Friday, June 18, 2010

I hate software

A long standing bug in Directory::Transactional has finally been fixed.

Evidently, universally unique identifiers are only unique as long as the entire universe is contained within a single UNIX process, at least as far as e2fsprogs' libuuid is concerned.

These "unique" strings were used to create names for transaction work directories, so when they in fact turned out to be the same fucking strings across forks, the two processes would overwrite each others' private data.

uuid(3) doesn't even contain any information on how to reseed it even if I would bother checking for that myself.

I simply cannot fathom how a pseudorandom number generator is being used for such a library without taking forking into account.
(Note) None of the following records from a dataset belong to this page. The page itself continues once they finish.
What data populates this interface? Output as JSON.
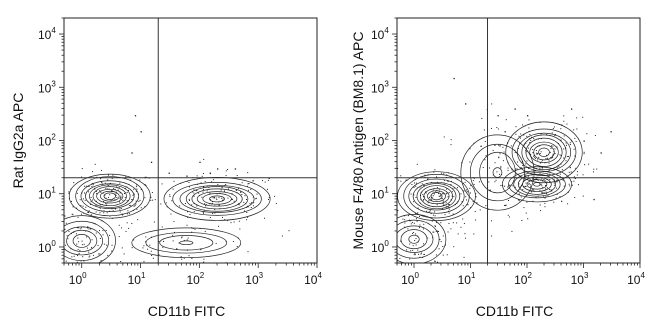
{
  "chart_data": [
    {
      "type": "scatter",
      "subtype": "flow-cytometry-contour-with-outliers",
      "title": "",
      "xlabel": "CD11b FITC",
      "ylabel": "Rat IgG2a APC",
      "x_scale": "log",
      "y_scale": "log",
      "xlim": [
        0.5,
        10000
      ],
      "ylim": [
        0.5,
        20000
      ],
      "x_ticks": [
        {
          "base": "10",
          "exp": "0",
          "value": 1
        },
        {
          "base": "10",
          "exp": "1",
          "value": 10
        },
        {
          "base": "10",
          "exp": "2",
          "value": 100
        },
        {
          "base": "10",
          "exp": "3",
          "value": 1000
        },
        {
          "base": "10",
          "exp": "4",
          "value": 10000
        }
      ],
      "y_ticks": [
        {
          "base": "10",
          "exp": "0",
          "value": 1
        },
        {
          "base": "10",
          "exp": "1",
          "value": 10
        },
        {
          "base": "10",
          "exp": "2",
          "value": 100
        },
        {
          "base": "10",
          "exp": "3",
          "value": 1000
        },
        {
          "base": "10",
          "exp": "4",
          "value": 10000
        }
      ],
      "gates": {
        "x": 20,
        "y": 20
      },
      "grid": false,
      "populations": [
        {
          "x": 3,
          "y": 9,
          "spread_x": 0.3,
          "spread_y": 0.18,
          "weight": 1.0
        },
        {
          "x": 1,
          "y": 1.3,
          "spread_x": 0.28,
          "spread_y": 0.22,
          "weight": 0.55
        },
        {
          "x": 200,
          "y": 8,
          "spread_x": 0.4,
          "spread_y": 0.17,
          "weight": 0.9
        },
        {
          "x": 60,
          "y": 1.2,
          "spread_x": 0.5,
          "spread_y": 0.15,
          "weight": 0.35
        }
      ],
      "outlier_points": [
        [
          8,
          300
        ],
        [
          7,
          60
        ],
        [
          10,
          150
        ],
        [
          100,
          40
        ],
        [
          200,
          30
        ],
        [
          400,
          30
        ],
        [
          150,
          25
        ],
        [
          1500,
          20
        ],
        [
          60,
          22
        ],
        [
          30,
          25
        ],
        [
          800,
          18
        ],
        [
          15,
          40
        ]
      ]
    },
    {
      "type": "scatter",
      "subtype": "flow-cytometry-contour-with-outliers",
      "title": "",
      "xlabel": "CD11b FITC",
      "ylabel": "Mouse F4/80 Antigen (BM8.1) APC",
      "x_scale": "log",
      "y_scale": "log",
      "xlim": [
        0.5,
        10000
      ],
      "ylim": [
        0.5,
        20000
      ],
      "x_ticks": [
        {
          "base": "10",
          "exp": "0",
          "value": 1
        },
        {
          "base": "10",
          "exp": "1",
          "value": 10
        },
        {
          "base": "10",
          "exp": "2",
          "value": 100
        },
        {
          "base": "10",
          "exp": "3",
          "value": 1000
        },
        {
          "base": "10",
          "exp": "4",
          "value": 10000
        }
      ],
      "y_ticks": [
        {
          "base": "10",
          "exp": "0",
          "value": 1
        },
        {
          "base": "10",
          "exp": "1",
          "value": 10
        },
        {
          "base": "10",
          "exp": "2",
          "value": 100
        },
        {
          "base": "10",
          "exp": "3",
          "value": 1000
        },
        {
          "base": "10",
          "exp": "4",
          "value": 10000
        }
      ],
      "gates": {
        "x": 20,
        "y": 20
      },
      "grid": false,
      "populations": [
        {
          "x": 2.5,
          "y": 9,
          "spread_x": 0.3,
          "spread_y": 0.2,
          "weight": 1.0
        },
        {
          "x": 1,
          "y": 1.4,
          "spread_x": 0.28,
          "spread_y": 0.22,
          "weight": 0.5
        },
        {
          "x": 200,
          "y": 60,
          "spread_x": 0.3,
          "spread_y": 0.24,
          "weight": 0.9
        },
        {
          "x": 150,
          "y": 15,
          "spread_x": 0.28,
          "spread_y": 0.15,
          "weight": 0.75
        },
        {
          "x": 30,
          "y": 25,
          "spread_x": 0.35,
          "spread_y": 0.4,
          "weight": 0.35
        }
      ],
      "outlier_points": [
        [
          5,
          1500
        ],
        [
          8,
          500
        ],
        [
          30,
          300
        ],
        [
          60,
          400
        ],
        [
          100,
          300
        ],
        [
          400,
          200
        ],
        [
          1000,
          100
        ],
        [
          2000,
          60
        ],
        [
          3000,
          150
        ],
        [
          700,
          20
        ],
        [
          1500,
          8
        ],
        [
          600,
          400
        ],
        [
          15,
          80
        ],
        [
          40,
          150
        ]
      ]
    }
  ]
}
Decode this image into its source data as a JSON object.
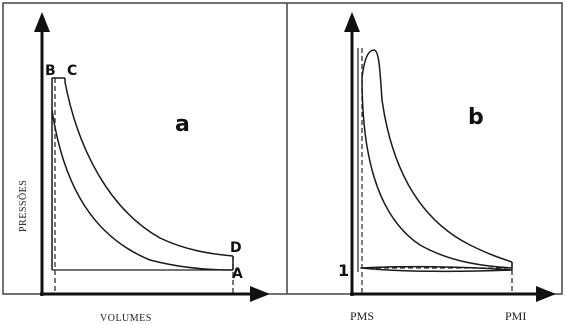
{
  "diagram_a": {
    "label": "a",
    "y_axis_label": "PRESSÕES",
    "x_axis_label": "VOLUMES",
    "points": {
      "B": "B",
      "C": "C",
      "D": "D",
      "A": "A"
    }
  },
  "diagram_b": {
    "label": "b",
    "point_1": "1",
    "x_tick_left": "PMS",
    "x_tick_right": "PMI"
  }
}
Isn't this stuff supposed to be reliable?

6 comments:

Dotan Dimet said...

Clueless question: If you're using them to create working directories, why not use File::Temp?

Anonymous said...

Wow do you guys even know how Fork works? The issue here is that you don't understand fork and you made assumptions. Even worse you ignored the Forking warning in your beloved library. Go read it! It says don't fork (well you could do the UNIX thing and just exec again).

Do you know the cost of detecting forking? You have to compare pids, you have to do a syscall to get it. You might rely on one of the time based variables too. In many cases this is too much work. As far as I looked (not far) there is no AT_FORK event so you can't hook into it.

The simple explanation is that it is too much work to detect a fork and they already told you not to and have been since 0.04 of the lib.

nothingmuch said...

@dotan:

because the work area is not public, File::Temp would overkill in theory, and also a pain to use (configuring it to use my directory is pretty finicky). If nobody but my code writes there, UUIDs should be enough, assuming they're actually unique.


@troll:

I think I understand fork quite well, thank you very much. Suggesting that I reexec instead actually makes me think that maybe you don't understand why I chose fork in the first place =P

Since it's already getting CPU clock ticks as well as the real time clock, getpid is not really that much overhead.

My el cheapo laptop makes 200,000,000 calls to getpid per second, vs. 5,500,000 uuid_generate() calls. The overhead of getpid inside uuid_generate() is negligiable.

Anyway, I'm pretty sure getpid, getuid (which it calls anyway), etc are not even system calls, just library calls, because there's no reason they would need to make a context switch to kernel mode. It is for these purposes that computers have MMUs.

Regardless, my copy of the manpage says nothing of the sort about fork being broken. I'd be happy if you linked me to the relevant manpage.

Lastly, when I fork I could manually reseed it, but there is no way to do that in the API. That's the real complaint here. "Though shalt not fork" is just an unreasonable assumption to make for a general purpose library.

nothingmuch said...

@dotan I also just remembered, tempdir( CLEANUP => 1 ) cleans up only at END { } time, not using some sort of RAII surrogate to clean it up in a more timely fashion, so I would have to remove it manually anyway.

nothingmuch said...

@anon also, I have no idea what e2fsprogs 0.04 is, so I'll assume you meant *my* module Data::UUID::LibUUID, which I certainly did not document as such.

fREW said...

The best part is that it's software turtles most of the way down: It's a universe of fail!